What is the standard deviation of orange calculate the


1. a) The return on shares of the Orange Company are predicted under the following states of nature. The states of nature are all equally likely, and because there are a total of three states, each state has a 33.333% chance of occurring.

Recession -0.11

Normal +0.05

Boom +0.24

What is the standard deviation of Orange?

b) Toyota Corp.'s stock is $25 per share. Its expected return is 21% and variance is 10%. Honda Corp.'s stock is $23 per share. Its expected return is 20% and variance is 5%. Benz Corp.'s stock is $45 per share. Its expected return is 11% and variance 4%. What would be the expected return of a portfolio consisting of 50% Toyota and 50% Honda?
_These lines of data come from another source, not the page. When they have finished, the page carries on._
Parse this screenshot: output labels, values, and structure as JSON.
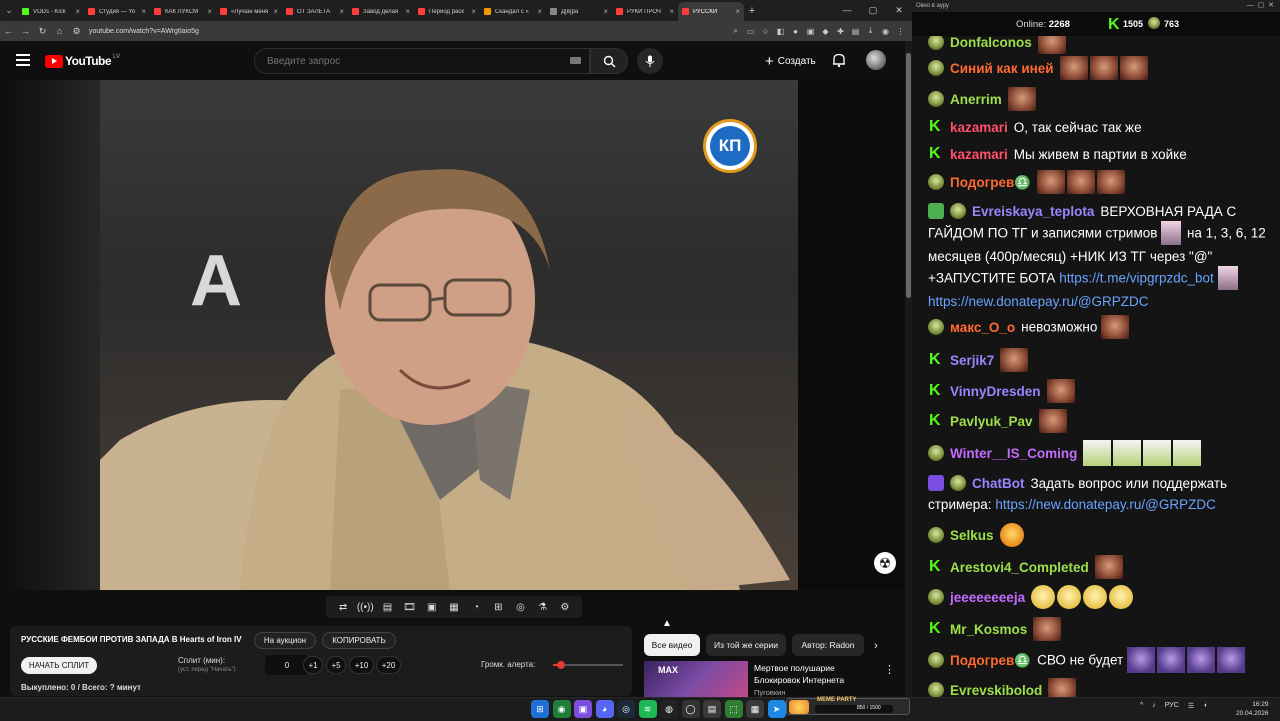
{
  "browser": {
    "tabs": [
      {
        "label": "VODs - Kick",
        "color": "#53fc18"
      },
      {
        "label": "Студия — Yo",
        "color": "#ff3d3d"
      },
      {
        "label": "КАК ЛУКСМ",
        "color": "#ff3d3d"
      },
      {
        "label": "«Лучше меня",
        "color": "#ff3d3d"
      },
      {
        "label": "ОТ ЗАЛЕТА",
        "color": "#ff3d3d"
      },
      {
        "label": "Завод делая",
        "color": "#ff3d3d"
      },
      {
        "label": "Период раск",
        "color": "#ff3d3d"
      },
      {
        "label": "Скандал с »",
        "color": "#f29900"
      },
      {
        "label": "Д[в]ра",
        "color": "#888888"
      },
      {
        "label": "РУКИ ПРОЧ",
        "color": "#ff3d3d"
      },
      {
        "label": "РУССКИ",
        "color": "#ff3d3d"
      }
    ],
    "url": "youtube.com/watch?v=AWrgtIaio5g"
  },
  "youtube": {
    "logo_text": "YouTube",
    "country": "LV",
    "search_placeholder": "Введите запрос",
    "create_label": "Создать"
  },
  "video": {
    "overlay_logo": "КП",
    "bg_letters": [
      "A"
    ]
  },
  "panel": {
    "title": "РУССКИЕ ФЕМБОИ ПРОТИВ ЗАПАДА В Hearts of Iron IV",
    "auction_button": "На аукцион",
    "copy_button": "КОПИРОВАТЬ",
    "split_button": "НАЧАТЬ СПЛИТ",
    "split_label": "Сплит (мин):",
    "split_hint": "(уст. перед \"Начать\")",
    "split_value": "0",
    "inc": [
      "+1",
      "+5",
      "+10",
      "+20"
    ],
    "volume_label": "Громк. алерта:",
    "volume_level": 0.12,
    "bought": "Выкуплено: 0 / Всего: ? минут"
  },
  "recommend": {
    "chips": [
      "Все видео",
      "Из той же серии",
      "Автор: Radon"
    ],
    "thumb_text": "MAX",
    "title": "Мертвое полушарие Блокировок Интернета",
    "channel": "Пуговкин"
  },
  "chat": {
    "window_title": "Окно в ауру",
    "online_label": "Online:",
    "online_value": "2268",
    "kick_count": "1505",
    "frog_count": "763",
    "messages": [
      {
        "user": "Donfalconos",
        "color": "#9ee04a",
        "badge": "frog",
        "text": "",
        "emotes": [
          "face"
        ]
      },
      {
        "user": "Синий как иней",
        "color": "#ff6a30",
        "badge": "frog",
        "text": "",
        "emotes": [
          "face",
          "face",
          "face"
        ]
      },
      {
        "user": "Anerrim",
        "color": "#9ee04a",
        "badge": "frog",
        "text": "",
        "emotes": [
          "face"
        ]
      },
      {
        "user": "kazamari",
        "color": "#ff4f6a",
        "badge": "k",
        "text": "О, так сейчас так же",
        "emotes": []
      },
      {
        "user": "kazamari",
        "color": "#ff4f6a",
        "badge": "k",
        "text": "Мы живем в партии в хойке",
        "emotes": []
      },
      {
        "user": "Подогрев♎",
        "color": "#ff6a30",
        "badge": "frog",
        "text": "",
        "emotes": [
          "face",
          "face",
          "face"
        ]
      },
      {
        "user": "Evreiskaya_teplota",
        "color": "#9d84ff",
        "badge": "pen",
        "text": "ВЕРХОВНАЯ РАДА С ГАЙДОМ ПО ТГ и записями стримов",
        "text2": "на 1, 3, 6, 12 месяцев (400р/месяц) +НИК ИЗ ТГ через \"@\" +ЗАПУСТИТЕ БОТА",
        "link1": "https://t.me/vipgrpzdc_bot",
        "link2": "https://new.donatepay.ru/@GRPZDC"
      },
      {
        "user": "макс_О_о",
        "color": "#ff6a30",
        "badge": "frog",
        "text": "невозможно",
        "emotes": [
          "face"
        ]
      },
      {
        "user": "Serjik7",
        "color": "#9d84ff",
        "badge": "k",
        "text": "",
        "emotes": [
          "face"
        ]
      },
      {
        "user": "VinnyDresden",
        "color": "#9d84ff",
        "badge": "k",
        "text": "",
        "emotes": [
          "face"
        ]
      },
      {
        "user": "Pavlyuk_Pav",
        "color": "#9ee04a",
        "badge": "k",
        "text": "",
        "emotes": [
          "face"
        ]
      },
      {
        "user": "Winter__IS_Coming",
        "color": "#c36bff",
        "badge": "frog",
        "text": "",
        "emotes": [
          "anime",
          "anime",
          "anime",
          "anime"
        ]
      },
      {
        "user": "ChatBot",
        "color": "#9d84ff",
        "badge": "bot",
        "text": "Задать вопрос или поддержать стримера:",
        "link1": "https://new.donatepay.ru/@GRPZDC"
      },
      {
        "user": "Selkus",
        "color": "#9ee04a",
        "badge": "frog",
        "text": "",
        "emotes": [
          "smile"
        ]
      },
      {
        "user": "Arestovi4_Completed",
        "color": "#9ee04a",
        "badge": "k",
        "text": "",
        "emotes": [
          "face"
        ]
      },
      {
        "user": "jeeeeeeeeja",
        "color": "#c36bff",
        "badge": "frog",
        "text": "",
        "emotes": [
          "grin",
          "grin",
          "grin",
          "grin"
        ]
      },
      {
        "user": "Mr_Kosmos",
        "color": "#9ee04a",
        "badge": "k",
        "text": "",
        "emotes": [
          "face"
        ]
      },
      {
        "user": "Подогрев♎",
        "color": "#ff6a30",
        "badge": "frog",
        "text": "СВО не будет",
        "emotes": [
          "purple",
          "purple",
          "purple",
          "purple"
        ]
      },
      {
        "user": "Evrevskibolod",
        "color": "#9ee04a",
        "badge": "frog",
        "text": "",
        "emotes": [
          "face"
        ]
      }
    ]
  },
  "taskbar": {
    "meme_text": "MEME PARTY",
    "meme_count": "850 / 1500",
    "lang": "РУС",
    "time": "16:29",
    "date": "20.04.2026"
  }
}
c) Toyota has an expected return of 24%, and a variance of 0.010. Honda has an expected return of 20%, and a variance of 0.008. The covariance between Toyota and Honda is 0.03. Using these data, calculate the variance of a portfolio consisting of 50% Toyota and 50% Honda.

d) The return on the Rush Corporation in the state of recession is estimated to be -24% and the return on Rush in the state of boom is estimated to be 34%. The return on the Oberman Corporation in the state of recession is estimated to be 44% and the return on Oberman in the state of boom is estimated to be -18%. Given this information, what is the covariance between Rush and Oberman if there is a 0.60 probability that the economy will be in the state of boom and a 0.40 probability that the economy will be in the state of recession.